Hope blooms in my chest, fragile but real. “You think so?”
“I know so.”
We sit for a long moment, holding each other while this new possibility reshapes everything I thought I knew. Hamlet snorts and shifts closer, somehow sensing the emotional weight of the moment. Peanut, for once, is quiet.
“Will you help me?” I ask finally. “When we search online, when I make the call—if I make the call—will you stay with me?”
“I’m not going anywhere.” He pulls me closer. “Whatever you need, however you need to do this—I’m here.”
The promise settles into my bones, solid and sure. For the first time in my life, I don’t flinch away from someone offering to stay.
We head to the barn and spend a couple of hours tending to the animals. Their unconditional affection is exactly the therapy I need right now.

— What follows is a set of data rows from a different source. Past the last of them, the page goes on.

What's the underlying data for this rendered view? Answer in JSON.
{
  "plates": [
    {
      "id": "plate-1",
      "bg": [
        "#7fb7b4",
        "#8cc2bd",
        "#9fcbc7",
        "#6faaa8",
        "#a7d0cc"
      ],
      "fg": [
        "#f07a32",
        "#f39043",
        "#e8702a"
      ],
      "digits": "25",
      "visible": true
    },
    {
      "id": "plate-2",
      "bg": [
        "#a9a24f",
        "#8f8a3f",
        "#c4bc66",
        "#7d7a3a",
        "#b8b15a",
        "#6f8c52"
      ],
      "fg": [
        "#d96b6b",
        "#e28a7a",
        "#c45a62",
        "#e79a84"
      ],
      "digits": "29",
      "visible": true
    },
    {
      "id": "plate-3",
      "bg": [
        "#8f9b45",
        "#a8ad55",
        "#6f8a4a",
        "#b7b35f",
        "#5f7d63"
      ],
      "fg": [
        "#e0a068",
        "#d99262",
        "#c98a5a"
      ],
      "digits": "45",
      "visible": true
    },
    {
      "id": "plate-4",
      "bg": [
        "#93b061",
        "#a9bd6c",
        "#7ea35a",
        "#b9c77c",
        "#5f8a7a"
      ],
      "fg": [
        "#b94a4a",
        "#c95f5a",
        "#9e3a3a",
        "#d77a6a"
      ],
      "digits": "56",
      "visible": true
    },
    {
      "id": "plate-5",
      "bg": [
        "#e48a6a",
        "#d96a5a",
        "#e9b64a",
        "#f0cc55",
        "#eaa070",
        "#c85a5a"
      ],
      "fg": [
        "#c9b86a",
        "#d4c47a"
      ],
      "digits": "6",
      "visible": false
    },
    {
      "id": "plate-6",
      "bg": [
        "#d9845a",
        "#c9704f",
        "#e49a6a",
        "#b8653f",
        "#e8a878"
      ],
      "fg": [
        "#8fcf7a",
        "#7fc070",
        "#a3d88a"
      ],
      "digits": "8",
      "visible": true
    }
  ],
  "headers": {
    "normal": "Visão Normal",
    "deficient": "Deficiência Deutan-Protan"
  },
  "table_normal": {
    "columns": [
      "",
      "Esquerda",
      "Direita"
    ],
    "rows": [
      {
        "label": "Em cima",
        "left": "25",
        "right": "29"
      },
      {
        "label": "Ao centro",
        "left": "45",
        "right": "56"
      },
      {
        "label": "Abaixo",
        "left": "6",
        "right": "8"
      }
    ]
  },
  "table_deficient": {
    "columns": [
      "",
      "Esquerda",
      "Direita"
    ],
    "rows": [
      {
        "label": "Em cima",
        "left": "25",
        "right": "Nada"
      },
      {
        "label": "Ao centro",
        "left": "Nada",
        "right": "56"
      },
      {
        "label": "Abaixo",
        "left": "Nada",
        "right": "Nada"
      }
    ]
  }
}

We spend the rest of the morning quietly together. When the power flickers back on around noon, Ryder helps me set up my laptop at the kitchen table. We search methodically—David Hillman, cross-referenced with my old town.
We find three possibilities. One by one, we narrow them down using addresses I half-remember, public records, Facebook profiles with carefully limited information.
“This one,” I say finally, my hands shaking as I point at the screen. “David Hillman. Age fifty-three, moved to Sacramento fifteen years ago. That’s him. That has to be him.”
Ryder pulls up a phone number associated with the address. “Do you want to call now?”
“No.” I shake my head quickly. “I need time to think about what I’ll say. Tomorrow. I’ll call tomorrow.”
“Christmas morning?”
“Yeah.” My voice is steady despite the nerves underneath. “It feels right somehow. Like… giving myself the gift of truth.”
Ryder pulls me close, and we sit in silence, the weight of tomorrow settling over us both. The cabin feels smaller suddenly, more intimate, as if the walls are drawing in to hold just the two of us and this fragile hope.
“Whatever you discover tomorrow,” Ryder says quietly, his lips against my temple, “you won’t be facing it alone.”
I lean into him, letting his certainty become mine. “I know.”